RescueGirl by Day! ToxicGirl by Night! said...

ART, PLEASE don't give up hope! My heart goes out to you (and it is breaking for you, too). You mentioned that you did TSM for a year, so I'm assuming you are not taking naltrexone before drinking? I've heard of cases that take as much as 16-18 months and that may very well be YOU! TSM works for 78% of the people who try it and this success rate might even be higher because there are people in the studies that embark on TSM and then become non-compliers--in other words, they don't follow the protocol! BTW, recently there was a woman with a REALLY bad case of alcohol addiction and it took her 18 months, but she made it and has lost TOTAL interest in alcohol! So, think of yourself as unique and different and special--TSM could still work for you, please don't give up! You are also going through an impossibly hard and sad period in your life and you may think nothing will be good or nothing will work which is totally understandable. But again (and I'm going to sound like a repetitive, annoying coo-coo clock), don't give up hope. You also are not alone, you have a big support group (me! who is sending you positive loving thoughts right now) and the gang over at the TSM forum. Hope to hear from you soon.

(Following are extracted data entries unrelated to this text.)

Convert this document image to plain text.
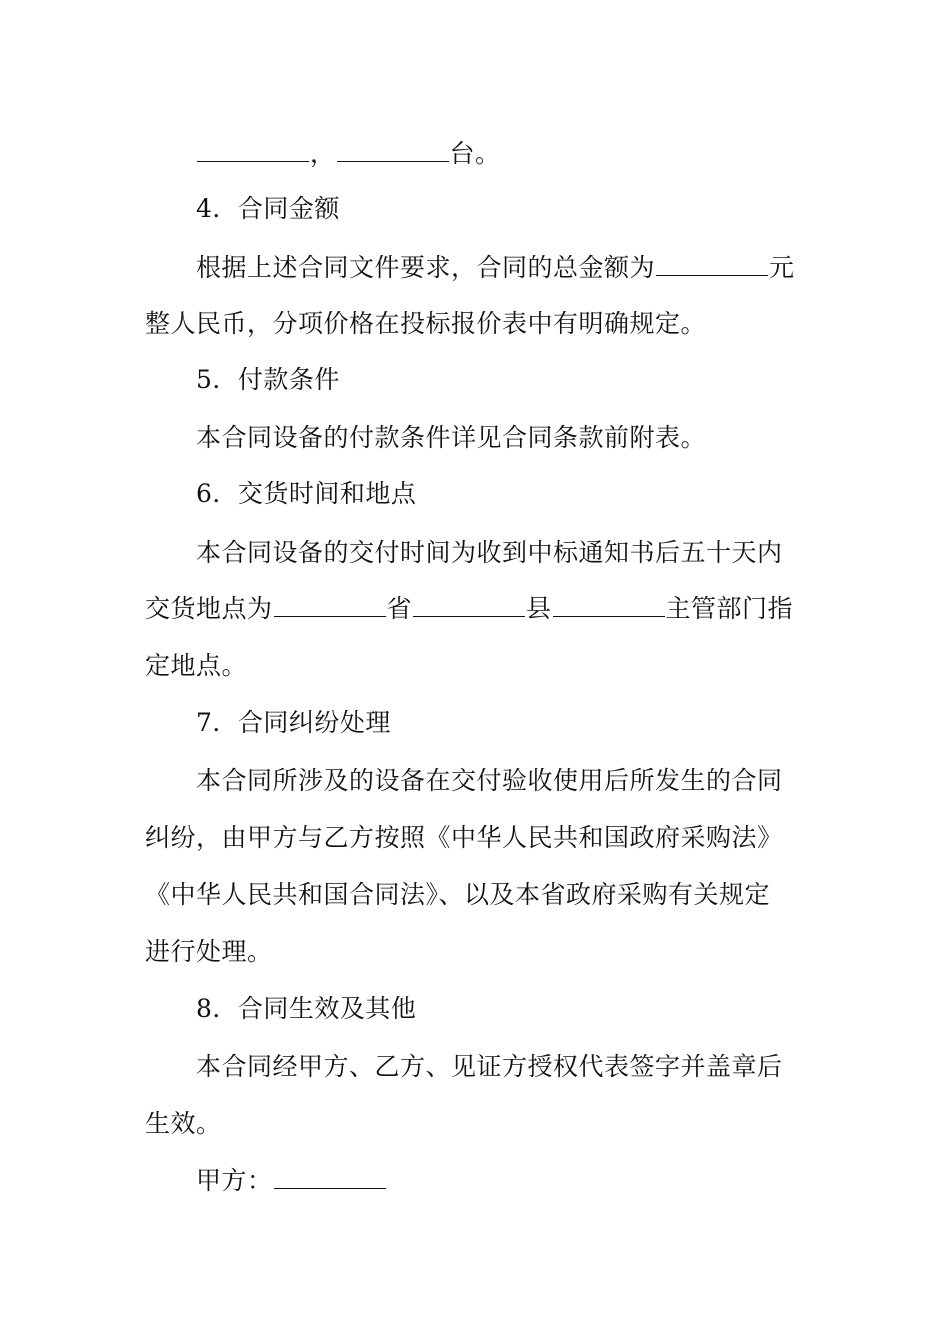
，	台。
4．合同金额
根据上述合同文件要求，合同的总金额为	元
整人民币，分项价格在投标报价表中有明确规定。
5．付款条件
本合同设备的付款条件详见合同条款前附表。
6．交货时间和地点
本合同设备的交付时间为收到中标通知书后五十天内
交货地点为	省	县	主管部门指
定地点。
7．合同纠纷处理
本合同所涉及的设备在交付验收使用后所发生的合同
纠纷，由甲方与乙方按照《中华人民共和国政府采购法》
《中华人民共和国合同法》、以及本省政府采购有关规定
进行处理。
8．合同生效及其他
本合同经甲方、乙方、见证方授权代表签字并盖章后
生效。
甲方：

RescueGirl by Day! ToxicGirl by Night! said...

One more thing ART!!! Divorce isn't conducive to sobriety even for a lot of non-alcoholics; some people, alcoholics and others, drink a lot in response to emotional pain and psychological problems (Dr. Eskapa's book recommends psychotherapy in conjunction with naltrexone + drinking for maximum benefit).

Talking through your pain, fears, worries etc. might help reduce your drinking. And your drinking could have a lot more to do with emotional duress than with craving. Naltrexone is amazing but it isn't a magic bullet that can fix everything although I wish it could!